Breaking news: But this time the BBC is the news.

You see that household-name BBC TV presenter you like so much? Chances are, they’ve been cheating on their taxes.

That’s what HM Revenue and Customs is implying in its revelation that more than 100 BBC presenters are being investigated for alleged tax avoidance.

So, while you and I have been working hard to pay the TV licence fee – a tax imposed on all of us before we can watch not only BBC shows but any TV at all – it seems they have been ducking out of paying their fair share.

And they’re being paid a fortune! We’re discussing people who have been paid at least £150,000 per year.

I should stress that this is only an investigation; nobody has actually been found guilty of anything – yet.

But if they are, This Writer wants them to be named and punished.

As for the BBC itself – the Corporation seems to have allowed these people to cheat by paying them through personal service companies, whatever they may be.

What’s wrong with good old Pay As You Earn? The rest of us have to put up with it – why not these entitled ‘faces’?

More than 100 BBC presenters are under investigation for alleged tax avoidance after being suspected of wrongly using personal service companies to minimise their tax bills, HMRC has revealed.

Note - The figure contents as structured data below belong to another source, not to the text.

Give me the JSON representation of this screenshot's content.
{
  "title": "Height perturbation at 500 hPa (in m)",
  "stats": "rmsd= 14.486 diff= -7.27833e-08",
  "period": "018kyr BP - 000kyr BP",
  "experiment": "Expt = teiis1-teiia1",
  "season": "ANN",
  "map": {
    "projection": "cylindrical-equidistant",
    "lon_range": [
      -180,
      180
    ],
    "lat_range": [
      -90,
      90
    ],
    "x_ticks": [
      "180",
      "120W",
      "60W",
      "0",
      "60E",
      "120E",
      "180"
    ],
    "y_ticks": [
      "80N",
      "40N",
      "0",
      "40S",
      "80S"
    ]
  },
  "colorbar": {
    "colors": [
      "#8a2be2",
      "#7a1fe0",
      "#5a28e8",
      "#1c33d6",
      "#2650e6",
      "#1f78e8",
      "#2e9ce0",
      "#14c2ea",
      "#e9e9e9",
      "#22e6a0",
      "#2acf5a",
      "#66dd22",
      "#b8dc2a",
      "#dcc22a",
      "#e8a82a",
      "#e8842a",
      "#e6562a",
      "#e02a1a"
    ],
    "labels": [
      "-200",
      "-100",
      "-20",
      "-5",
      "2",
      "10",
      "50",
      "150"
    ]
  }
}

A “very significant number of BBC news presenters” – as well as a number of staff at other broadcasters – face demands to hand over unpaid tax and national insurance contributions after HMRC launched a probe into whether stars had incorrectly declared themselves to be self-employed.

The BBC announced in July that it had moved 85 presenters onto its books as full-time employees, after a report published in 2012 found that the corporation paid more than 124 stars in excess of £150,000 a year via personal service companies.